Three Long Years: Laws Can Be Changed

Both houses of Congress have approved an analog-TV broadcast-cutoff date of February 18, 2009. As this is being written, TV-unrelated provisions of the legislation have kept it from leaving Capitol Hill, but the date isn’t expected to change—at least not yet. A law passed in 1997 called for analog cutoff on December 31, 2006. Laws can be changed.

Even if the new date becomes law, it will not affect television broadcast station equipment purchases or installation. All U.S. TV stations were required to transmit digitally by May 1, 2003; none are yet required to transmit HDTV, 5.1-channel audio or multicasting. Nevertheless, the new date could affect the viability of TV broadcasting.

Estimates of U.S. television households relying exclusively on off-air reception today range roughly from 12% to 22%. Satellite-subscriber growth should continually reduce those figures as should new telephone company-provided TV services. And the so-called “tuner mandate” will ensure that ever more households have off-air access to digital-TV broadcasts by 2009. So broadcast-TV audience loss at analog cutoff would seem insignificant—until closer examination.

Consider the mandated digital-reception circuitry in TVs. Since July 1 of last year, 100% of new TVs 36-inch or larger built in or imported to the U.S. were to include it. But a survey of newspaper ads the first week of this year found only 69% of listed models in that size range had digital-reception circuitry. There doesn’t seem to be any penalty for manufacturers or importers violating the mandate.

Digital reception, of course, can provide near-perfect pictures and sounds—or nothing. Viewers of even digital-reception-equipped TVs currently relying on mediocre analog reception may find they need improved antenna systems when analog-TV signals disappear.

That applies only to the small percentage of viewers relying exclusively on off-air reception—or does it? A very large percentage of satellite viewers also receive broadcast-TV programming off-air, and even those receiving local broadcasts via satellite might not get all digital stations.
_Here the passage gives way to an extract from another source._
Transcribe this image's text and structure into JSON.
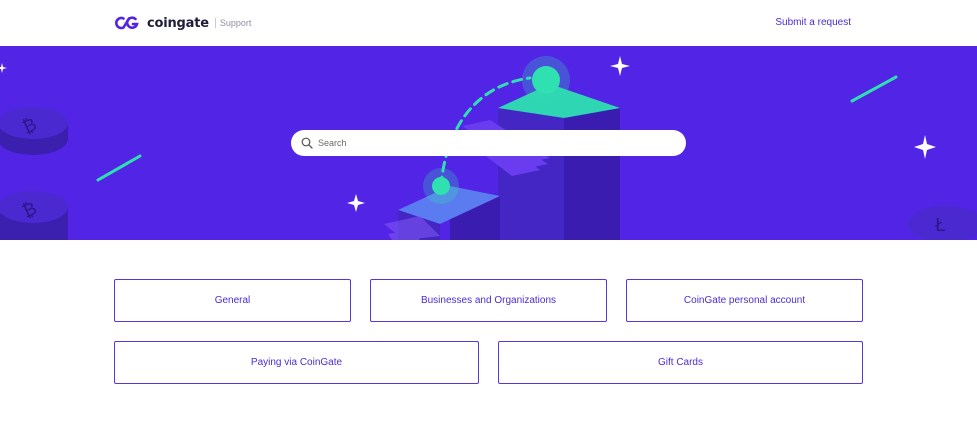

DirecTV recently began offering digital broadcasts from the New York market; they offer just four digital stations where 21 are currently on the air.

Then there’s cable. Last month, the newspaper for a town on the edge of the Birmingham, AL television market reported on the local cable operator’s heroic efforts to get the signals of a nearby Mississippi station so subscribers could watch an Alabama football game carried by a no-longer-receivable Birmingham station that had gone all digital. According to Demopolis CATV owner Lynn Goldman, “The digital channels won’t reach as far.”

Perhaps that was a case of (analog) VHF versus (digital) UHF or of the station’s power level not yet being maximized. Aside from cable systems’ reception, however, there’s another cable-related issue.

The original 2005 analog cutoff legislation included provisions allowing all cable operators to carry both analog and digital versions of digital broadcasts and smaller cable systems (with capacities of 550 MHz or less) to carry just analog versions (though they were to be permitted to carry digital, too). Approved conversions from digital to analog were permitted “at any location, from the cable head-end to the customer premises, inclusive.” That would seem to include cable-operator-provided set-top boxes.

Those analog conversion and analog carriage provisions were removed from the final bill, still awaiting approval as this is being written. According to at least some cable operators, that means they will not be permitted to offer analog versions of digital broadcasts after the analog cutoff date.

If their interpretation of the legislation is correct and the removed language is taken as a guide, then only owners of digital cable-ready TVs or adapters would be able to watch digital broadcasts via cable. That would probably leave a majority of any broadcaster’s audience without access to station programming after analog cutoff.

Of course, that interpretation of the legislation may well prove to be wrong, and some legislators have already promised to fix the problem (if it exists) with a new law. It’s also possible that the legislation currently stuck in Congress will not be approved or that, after it becomes law, it will be changed, just as the 1997 law was.

It’s possible that digital-TV reception equipment will become so inexpensive and so good over the next three years and that digital cable-readiness will become so widespread that broadcasters will have nothing to fear by 2009. All those things are possible.

Mark Schubin is an engineering consultant with a diverse range of clients, from the Metropolitan Opera to Sesame Workshop.